Andres Manuel Lopez Obrador, the overwhelming victor in Mexico’s recent presidential election, believes that his future administration will make the state oil company Petroleos Mexicanos, aka Pemex, “great once again.”

Lopez Obrador speaks with the confidence of a successful politician, of which there is no doubt, following a historic rout on July 1 that lifted him to the presidency. He takes office Dec. 1.

Prominent figures in the business community who questioned his policies, sometimes fiercely, now hail Lopez Obrador, and the markets have given him a vote of confidence.

Yet many observers of the Mexican oil industry have doubts about Lopez Obrador’s “great once again” policy on Pemex and indicate the future president will need his legendary doggedness to overcome the ills of the legacy producer.

The “good old days” of 12 years ago when the Cantarell field pumped more than half of the Mexico’s oil output from the Sound of Campeche are long gone.

“It’s really extraordinary that Mexico’s proven reserves of oil and natural gas have declined for 37 straight years,” said editor/publisher David Shields of Energia a Debate.

Some people in the Lopez Obrador Administration have spoken about the possibility of production ramping up to 3 million b/d.

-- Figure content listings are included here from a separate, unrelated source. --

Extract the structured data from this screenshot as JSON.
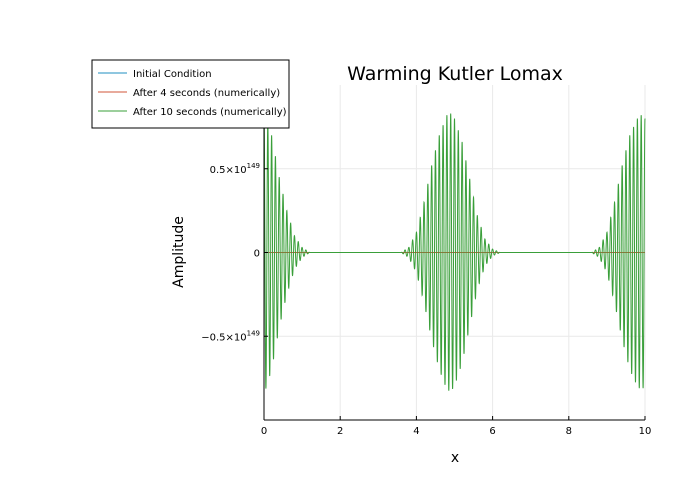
{
  "chart_data": {
    "type": "line",
    "title": "Warming Kutler Lomax",
    "xlabel": "x",
    "ylabel": "Amplitude",
    "xlim": [
      0,
      10
    ],
    "ylim": [
      -1e+149,
      1e+149
    ],
    "x_ticks": [
      0,
      2,
      4,
      6,
      8,
      10
    ],
    "x_tick_labels": [
      "0",
      "2",
      "4",
      "6",
      "8",
      "10"
    ],
    "y_ticks": [
      -5e+148,
      0,
      5e+148
    ],
    "y_tick_labels": [
      {
        "mantissa": "−0.5×10",
        "exp": "149"
      },
      {
        "mantissa": "0",
        "exp": ""
      },
      {
        "mantissa": "0.5×10",
        "exp": "149"
      }
    ],
    "grid": true,
    "legend_position": "top-left",
    "series": [
      {
        "name": "Initial Condition",
        "color": "#1f8fc0",
        "description": "indistinguishable from zero at this scale",
        "points": [
          [
            0,
            0
          ],
          [
            10,
            0
          ]
        ]
      },
      {
        "name": "After 4 seconds (numerically)",
        "color": "#d2553a",
        "description": "indistinguishable from zero at this scale",
        "points": [
          [
            0,
            0
          ],
          [
            10,
            0
          ]
        ]
      },
      {
        "name": "After 10 seconds (numerically)",
        "color": "#3a9f3a",
        "oscillation_cycles_per_unit": 10,
        "envelope": [
          [
            0.0,
            8.5e+148
          ],
          [
            0.2,
            7e+148
          ],
          [
            0.4,
            4.5e+148
          ],
          [
            0.6,
            2.5e+148
          ],
          [
            0.8,
            1e+148
          ],
          [
            1.0,
            3e+147
          ],
          [
            1.2,
            0.0
          ],
          [
            3.6,
            0.0
          ],
          [
            3.8,
            3e+147
          ],
          [
            4.0,
            1.2e+148
          ],
          [
            4.2,
            3e+148
          ],
          [
            4.4,
            5.2e+148
          ],
          [
            4.6,
            7e+148
          ],
          [
            4.8,
            8.2e+148
          ],
          [
            4.9,
            8.3e+148
          ],
          [
            5.0,
            8e+148
          ],
          [
            5.2,
            6.6e+148
          ],
          [
            5.4,
            4.4e+148
          ],
          [
            5.6,
            2.2e+148
          ],
          [
            5.8,
            8e+147
          ],
          [
            6.0,
            2e+147
          ],
          [
            6.2,
            0.0
          ],
          [
            8.6,
            0.0
          ],
          [
            8.8,
            3e+147
          ],
          [
            9.0,
            1.2e+148
          ],
          [
            9.2,
            3e+148
          ],
          [
            9.4,
            5.2e+148
          ],
          [
            9.6,
            7e+148
          ],
          [
            9.8,
            8e+148
          ],
          [
            9.9,
            8.2e+148
          ],
          [
            10.0,
            8e+148
          ]
        ]
      }
    ]
  }
}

“But where are the conventional resources going to come from for that level of output? Mexican administrations last for six years,” said Shields. “And Mexican presidents cannot be re-elected. By the end of Lopez Obrador’s term the current reserves will have to be close to exhaustion and have to be replaced.”

Pemex production is currently running at just under 1.9 million b/d of crude and slightly more than 3 MMcf/d of natural gas (not including nitrogen).

Analyst Arturo Carranza of the National Institute of Public Administration believes that the new president’s likely Energy Secretary Rocio Nahle has convinced Lopez Obrador that the crisis in Pemex refining needs to be addressed. The construction of at least one refinery and revamps of the other five are needed to reduce the acute shortage off gasoline and other products, Carranza said.

“The problem there is money,” he said. “It’s not at all clear how the cash could be made available. Might the private sector be interested in pitching in? Let’s see.”

The future administration’s expected Finance Secretary Carlos Urzúa has made clear that his watchword — to the relief of the business community — is fiscal discipline.

And, noted Carranza, “We have to take into account Lopez Obrador’s election pledges to provide state pensions for the elderly and financial support for young people from underprivileged families who want to move into higher education.”

The pensions amount to a modest $330 a month, but about 20 million Mexicans would be eligible to receive them.

The economic challenge is undoubtedly a tough one, “but there’s no need for fatalism where the oil industry is concerned,” said Shields. “The industry can produce a show of force, with intensive programs” of exploration using drilling techniques that built U.S. reserves, like hydraulic fracturing. “But that would require technical and financial capacity that Pemex simply doesn’t have.”

Which is why, he said, it would be “madness” to attempt to set the 2013-14 energy reform into reverse. Pemex in recent years — and possibly for the foreseeable future — has had relatively meager financial and technical resources.

However, Lopez Obrador spent years in the political wilderness. Shields argued that Pemex too, could certainly be great once again.

“I’m not talking about ‘great’ in terms of size,” he said. “By ”greatness,’ Pemex should aim for efficiency and technical competence. It needs a kind of surgical operation that can reshape its way of working and thinking…If it fails to do so, it will continue to slide down what is already a slippery slope.”